As is usual at all these tourist spots there is no shortage of food, drink and souvenirs to be purchased along the way. Cold water, Coke, beer, cucumbers and watermelon, bells and medals to say you have made it up the Stairway to Heaven. The pace of the climb was slow as you wove through the grimacing crowds hauling their unfit bodies to the top.

Although the levels of pollution had thinned somewhat by the time we reached the base of the gondola, we decided that the climb was the main part of the exercise and that as the gondola was closing in 45 minutes, we would save the $40 return trip.

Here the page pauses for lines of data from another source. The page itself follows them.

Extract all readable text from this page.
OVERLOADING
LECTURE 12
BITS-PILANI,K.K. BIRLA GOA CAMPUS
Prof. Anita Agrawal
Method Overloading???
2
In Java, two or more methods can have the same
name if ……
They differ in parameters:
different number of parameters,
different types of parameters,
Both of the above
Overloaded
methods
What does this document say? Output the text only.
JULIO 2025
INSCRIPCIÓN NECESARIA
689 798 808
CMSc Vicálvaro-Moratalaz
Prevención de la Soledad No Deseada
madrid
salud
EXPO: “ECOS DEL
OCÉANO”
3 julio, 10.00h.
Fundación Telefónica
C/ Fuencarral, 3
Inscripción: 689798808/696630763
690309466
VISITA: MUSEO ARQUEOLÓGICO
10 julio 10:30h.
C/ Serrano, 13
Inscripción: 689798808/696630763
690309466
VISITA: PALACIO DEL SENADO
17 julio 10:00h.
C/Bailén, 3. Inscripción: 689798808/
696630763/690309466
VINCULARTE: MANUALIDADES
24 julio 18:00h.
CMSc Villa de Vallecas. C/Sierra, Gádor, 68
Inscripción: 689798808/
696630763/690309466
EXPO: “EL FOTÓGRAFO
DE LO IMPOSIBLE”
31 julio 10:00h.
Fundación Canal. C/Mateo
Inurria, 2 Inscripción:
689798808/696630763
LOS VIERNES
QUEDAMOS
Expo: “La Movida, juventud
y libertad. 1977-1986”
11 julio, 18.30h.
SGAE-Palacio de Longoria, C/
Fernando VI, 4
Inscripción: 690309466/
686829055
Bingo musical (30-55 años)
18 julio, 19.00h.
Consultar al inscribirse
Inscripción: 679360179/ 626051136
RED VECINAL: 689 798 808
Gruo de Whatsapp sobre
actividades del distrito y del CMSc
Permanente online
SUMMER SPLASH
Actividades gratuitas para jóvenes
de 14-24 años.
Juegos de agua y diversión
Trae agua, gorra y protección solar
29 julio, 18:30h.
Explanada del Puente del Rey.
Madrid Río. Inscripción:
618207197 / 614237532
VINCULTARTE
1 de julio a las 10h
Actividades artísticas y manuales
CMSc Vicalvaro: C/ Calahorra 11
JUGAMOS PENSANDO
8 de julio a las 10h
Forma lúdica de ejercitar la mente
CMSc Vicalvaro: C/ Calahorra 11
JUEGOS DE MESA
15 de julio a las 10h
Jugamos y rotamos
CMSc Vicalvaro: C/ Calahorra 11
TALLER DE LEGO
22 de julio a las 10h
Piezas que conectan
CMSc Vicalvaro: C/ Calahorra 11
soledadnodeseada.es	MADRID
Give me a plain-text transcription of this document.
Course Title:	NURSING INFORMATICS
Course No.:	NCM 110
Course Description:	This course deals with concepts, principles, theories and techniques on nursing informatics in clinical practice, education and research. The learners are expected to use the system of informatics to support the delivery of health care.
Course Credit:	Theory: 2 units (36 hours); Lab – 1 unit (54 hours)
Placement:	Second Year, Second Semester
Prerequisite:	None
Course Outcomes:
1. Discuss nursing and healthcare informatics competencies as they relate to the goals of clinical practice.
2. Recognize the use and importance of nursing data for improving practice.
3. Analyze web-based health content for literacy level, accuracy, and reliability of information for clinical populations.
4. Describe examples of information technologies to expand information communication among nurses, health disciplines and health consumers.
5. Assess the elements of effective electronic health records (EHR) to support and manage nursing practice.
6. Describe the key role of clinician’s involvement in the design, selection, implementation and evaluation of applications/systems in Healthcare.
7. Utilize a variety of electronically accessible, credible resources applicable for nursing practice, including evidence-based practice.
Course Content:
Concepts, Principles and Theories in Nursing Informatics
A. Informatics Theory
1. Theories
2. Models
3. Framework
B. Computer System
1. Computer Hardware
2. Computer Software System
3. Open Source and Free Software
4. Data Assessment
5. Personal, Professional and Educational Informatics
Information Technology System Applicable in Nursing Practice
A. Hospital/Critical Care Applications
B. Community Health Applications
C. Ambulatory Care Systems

I think I have mentioned previously the cost of visiting tourist attractions in China. At this location we paid CHY60 (AUD12) park entry (this was half price because of our advanced age). Once you got to the Temple of Heaven, you could walk back down or take the bus CHY35 (AUD7 – no discount for the aged). And you also had the option of the gondola for another CHY100 (AUD20 – no discount for the aged) each way. Plus the cost of parking (usually CHY10 -15 if available) and what you spent on food and drink on the way up (prices inflate the higher you climb).

The practise of entry fee plus an add on bus ride to actually get to the attraction is par for the course. I am not sure how the rural population or factory workers manage to afford these.

By contrast, the local bus from the foot of Taishan back to our hotel cost CHY2 (40 cents). The hotel was big, modern, with acres of car park and miles from the centre of town. It seemed as though we were the only ones there. Getting to it on the bus we passed the usual miles of new town house and apartment developments. It would seem that there can’t be many people in China living in old apartments anymore.

Because we were so far out of town we decided to eat in the hotel restaurant. A simple meal of dumplings and grilled lamb on skewers. The place was deserted except for our group.